Question

2x+8y=8

2x-4y=-16

Answer 1

[AI-generated answer — Bot GPT 3.5]

To solve this system of equations, we can use the method of substitution.

From the first equation:
2x + 8y = 8
Solving for x:
2x = 8 - 8y
x = 4 - 4y

Now, substitute x in the second equation:
2x - 4y = -16
2(4 - 4y) - 4y = -16
8 - 8y - 4y = -16
8 - 12y = -16
-12y = -24
y = 2

Now substitute y back into the first equation to solve for x:
2x + 8(2) = 8
2x + 16 = 8
2x = -8
x = -4

Therefore, the solution to the system of equations is x = -4 and y = 2.

Answer 2

7x+3y=-25

-7x+9y=-47

Answer 3

[AI-generated answer — Bot GPT 3.5]

To solve this system of equations, we can use the method of elimination.

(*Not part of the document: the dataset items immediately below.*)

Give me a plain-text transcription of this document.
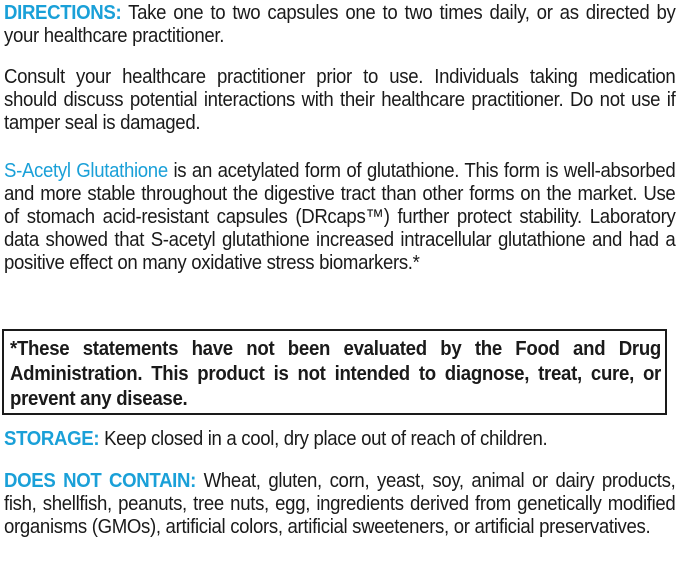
DIRECTIONS: Take one to two capsules one to two times daily, or as directed by your healthcare practitioner.

Consult your healthcare practitioner prior to use. Individuals taking medication should discuss potential interactions with their healthcare practitioner. Do not use if tamper seal is damaged.

S-Acetyl Glutathione is an acetylated form of glutathione. This form is well-absorbed and more stable throughout the digestive tract than other forms on the market. Use of stomach acid-resistant capsules (DRcaps™) further protect stability. Laboratory data showed that S-acetyl glutathione increased intracellular glutathione and had a positive effect on many oxidative stress biomarkers.*

*These statements have not been evaluated by the Food and Drug Administration. This product is not intended to diagnose, treat, cure, or prevent any disease.

STORAGE: Keep closed in a cool, dry place out of reach of children.

DOES NOT CONTAIN: Wheat, gluten, corn, yeast, soy, animal or dairy products, fish, shellfish, peanuts, tree nuts, egg, ingredients derived from genetically modified organisms (GMOs), artificial colors, artificial sweeteners, or artificial preservatives.
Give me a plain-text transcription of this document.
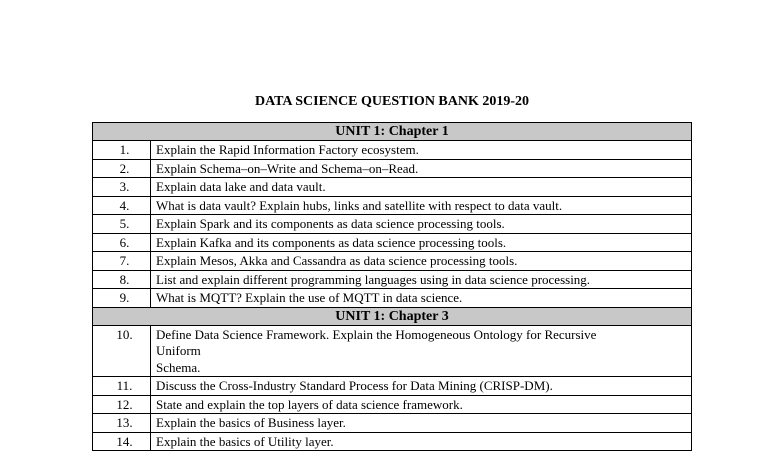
DATA SCIENCE QUESTION BANK 2019-20
UNIT 1: Chapter 1	
1.	Explain the Rapid Information Factory ecosystem.
2.	Explain Schema–on–Write and Schema–on–Read.
3.	Explain data lake and data vault.
4.	What is data vault? Explain hubs, links and satellite with respect to data vault.
5.	Explain Spark and its components as data science processing tools.
6.	Explain Kafka and its components as data science processing tools.
7.	Explain Mesos, Akka and Cassandra as data science processing tools.
8.	List and explain different programming languages using in data science processing.
9.	What is MQTT? Explain the use of MQTT in data science.
UNIT 1: Chapter 3	
10.	Define Data Science Framework. Explain the Homogeneous Ontology for Recursive
Uniform
Schema.

11.	Discuss the Cross-Industry Standard Process for Data Mining (CRISP-DM).
12.	State and explain the top layers of data science framework.
13.	Explain the basics of Business layer.
14.	Explain the basics of Utility layer.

1. Multiply the first equation by 7 and the second equation by -1 to eliminate x:
7(7x+3y)=-7(25)
-(-7x+9y)=47

Expanding, we get:
49x + 21y = -175
7x - 9y = 47

2. Add the two equations together to eliminate x:
49x + 21y + 7x - 9y = -175 + 47
56x + 12y = -128

3. Solve for y:
12y = -56x - 128
y = -56/12 x - 128/12
y = -14/3 x - 32/3

4. Substitute y back into the first equation to solve for x:
7x + 3(-14/3 x - 32/3) = -25
7x - 14x - 96 = -75
-7x = 21
x = -3

5. Substitute x back into the equation y = -14/3 x - 32/3:
y = -14/3 * (-3) - 32/3
y = 14 - 32/3
y = -32/3

Therefore, the solution to the system of equations is x = -3 and y = -32/3.